Here’s the real reason: We simply don’t have the manpower to send a reporter to sit in a courtroom day after day. This is, in fact, not unusual. We routinely cover plea hearings and sentencing hearings, which require a few hours at worst. But other than spotty coverage of the 2004 trial of former Razorbacks Basketball Coach Nolan Richardson’s civil lawsuit against the University of Arkansas, I can think of no other trial we’ve staffed since I arrived as editor in 1999.

And that includes trials in cases that Arkansas Business had previously shown interest in. We didn’t cover the trial of former State Treasurer Martha Shoffner, although we broke the news that she was under federal criminal investigation.

We didn’t write stories about the trial of businessman John Stacks, although I personally went to federal court one morning for the rare opportunity to hear the defendant in a white-collar case take the stand in his own defense. (It’s just as well we didn’t invest the time, since his convictions were set aside and the charges eventually dropped.)
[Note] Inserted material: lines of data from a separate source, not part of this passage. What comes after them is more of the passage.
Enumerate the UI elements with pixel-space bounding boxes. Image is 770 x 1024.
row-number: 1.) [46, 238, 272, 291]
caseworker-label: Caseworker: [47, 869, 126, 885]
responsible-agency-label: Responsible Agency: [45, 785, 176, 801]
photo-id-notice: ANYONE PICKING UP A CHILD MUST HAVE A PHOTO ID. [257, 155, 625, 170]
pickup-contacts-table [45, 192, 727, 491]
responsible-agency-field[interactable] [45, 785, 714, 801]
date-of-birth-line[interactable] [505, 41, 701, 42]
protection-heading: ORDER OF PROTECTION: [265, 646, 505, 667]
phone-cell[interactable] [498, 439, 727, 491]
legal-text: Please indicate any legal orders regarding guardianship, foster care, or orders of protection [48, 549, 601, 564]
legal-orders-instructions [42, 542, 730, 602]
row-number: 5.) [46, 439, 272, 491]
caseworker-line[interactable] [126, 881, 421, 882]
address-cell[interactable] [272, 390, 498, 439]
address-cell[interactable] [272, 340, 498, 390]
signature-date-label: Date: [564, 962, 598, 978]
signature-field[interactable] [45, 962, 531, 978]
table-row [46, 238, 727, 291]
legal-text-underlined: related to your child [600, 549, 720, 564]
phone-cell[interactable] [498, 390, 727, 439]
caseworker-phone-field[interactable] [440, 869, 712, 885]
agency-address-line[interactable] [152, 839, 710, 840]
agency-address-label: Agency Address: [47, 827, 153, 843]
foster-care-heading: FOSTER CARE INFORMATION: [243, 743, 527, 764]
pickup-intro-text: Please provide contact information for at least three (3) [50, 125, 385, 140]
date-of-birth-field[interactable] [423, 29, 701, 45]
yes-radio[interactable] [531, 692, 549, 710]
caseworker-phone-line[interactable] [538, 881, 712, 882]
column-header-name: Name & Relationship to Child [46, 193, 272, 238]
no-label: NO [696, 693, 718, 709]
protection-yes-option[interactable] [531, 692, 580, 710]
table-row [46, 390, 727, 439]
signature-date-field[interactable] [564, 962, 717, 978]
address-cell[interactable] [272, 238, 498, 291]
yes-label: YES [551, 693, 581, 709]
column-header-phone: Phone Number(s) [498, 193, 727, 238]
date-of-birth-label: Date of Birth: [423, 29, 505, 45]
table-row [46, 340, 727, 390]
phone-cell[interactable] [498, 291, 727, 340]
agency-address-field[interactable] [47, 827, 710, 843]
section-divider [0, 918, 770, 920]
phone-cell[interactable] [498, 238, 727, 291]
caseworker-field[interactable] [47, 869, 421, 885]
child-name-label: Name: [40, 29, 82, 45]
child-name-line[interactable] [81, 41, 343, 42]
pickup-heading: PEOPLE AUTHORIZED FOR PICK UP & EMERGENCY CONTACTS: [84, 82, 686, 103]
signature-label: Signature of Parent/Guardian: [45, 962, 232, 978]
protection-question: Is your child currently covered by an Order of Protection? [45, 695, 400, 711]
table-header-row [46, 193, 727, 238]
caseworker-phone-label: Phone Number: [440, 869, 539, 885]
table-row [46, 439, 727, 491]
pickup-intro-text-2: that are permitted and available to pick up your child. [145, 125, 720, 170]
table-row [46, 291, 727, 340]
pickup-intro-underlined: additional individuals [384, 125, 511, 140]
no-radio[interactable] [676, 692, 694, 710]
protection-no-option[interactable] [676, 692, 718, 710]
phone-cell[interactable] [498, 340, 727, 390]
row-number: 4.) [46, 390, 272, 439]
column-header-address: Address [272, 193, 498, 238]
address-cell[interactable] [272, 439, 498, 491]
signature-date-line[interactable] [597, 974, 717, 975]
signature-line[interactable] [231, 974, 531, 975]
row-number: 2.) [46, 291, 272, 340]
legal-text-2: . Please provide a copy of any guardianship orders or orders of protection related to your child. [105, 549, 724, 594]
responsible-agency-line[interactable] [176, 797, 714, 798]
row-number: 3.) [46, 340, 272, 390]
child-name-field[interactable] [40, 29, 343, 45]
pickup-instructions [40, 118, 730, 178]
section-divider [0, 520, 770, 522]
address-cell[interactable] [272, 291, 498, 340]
We didn’t cover the trial of Michael Heald and Brad Paul, former One Bank executives who were ultimately acquitted, despite the hundreds of column-inches we’ve devoted to the convoluted One Bank story over the years.

The bean-counters tell me that Powers of Arkansas has been an advertiser since 1997, two years before I got here. It didn’t keep me and Senior Editor Mark Friedman from going to the Powers of Arkansas building when federal agents were there to execute a search warrant so that we could take pictures and break the news. It didn’t keep us from reporting the indictments or from reminding readers that the trial was about to start.

That’s because, honest to goodness, I spend exactly zero minutes worrying about who advertises in Arkansas Business. That’s someone else’s job. My only job, and it still kicks my butt every week, is to take the available newsroom resources and create content that is indispensable to a specific business audience because (as crass as this sounds) readers like you are all we have to sell to advertisers.

I was born suspicious, or so my father used to say, so I understand the impulse to suspect the worst. But context is everything. I would love to have enough skilled reporters to send one to cover a trial that was originally expected to last two and possibly three weeks. Even the Arkansas Democrat-Gazette, which has an excellent reporter assigned full-time to the federal courthouse in Little Rock, couldn’t give this trial gavel-to-gavel coverage. (And I believe the Democrat-Gazette puts readers first, too, because Publisher Walter Hussman Jr. says so in the “statement of core values” he publishes on 2A every day.)

I’m not really sick and tired of explaining this. I just wish I didn’t need to.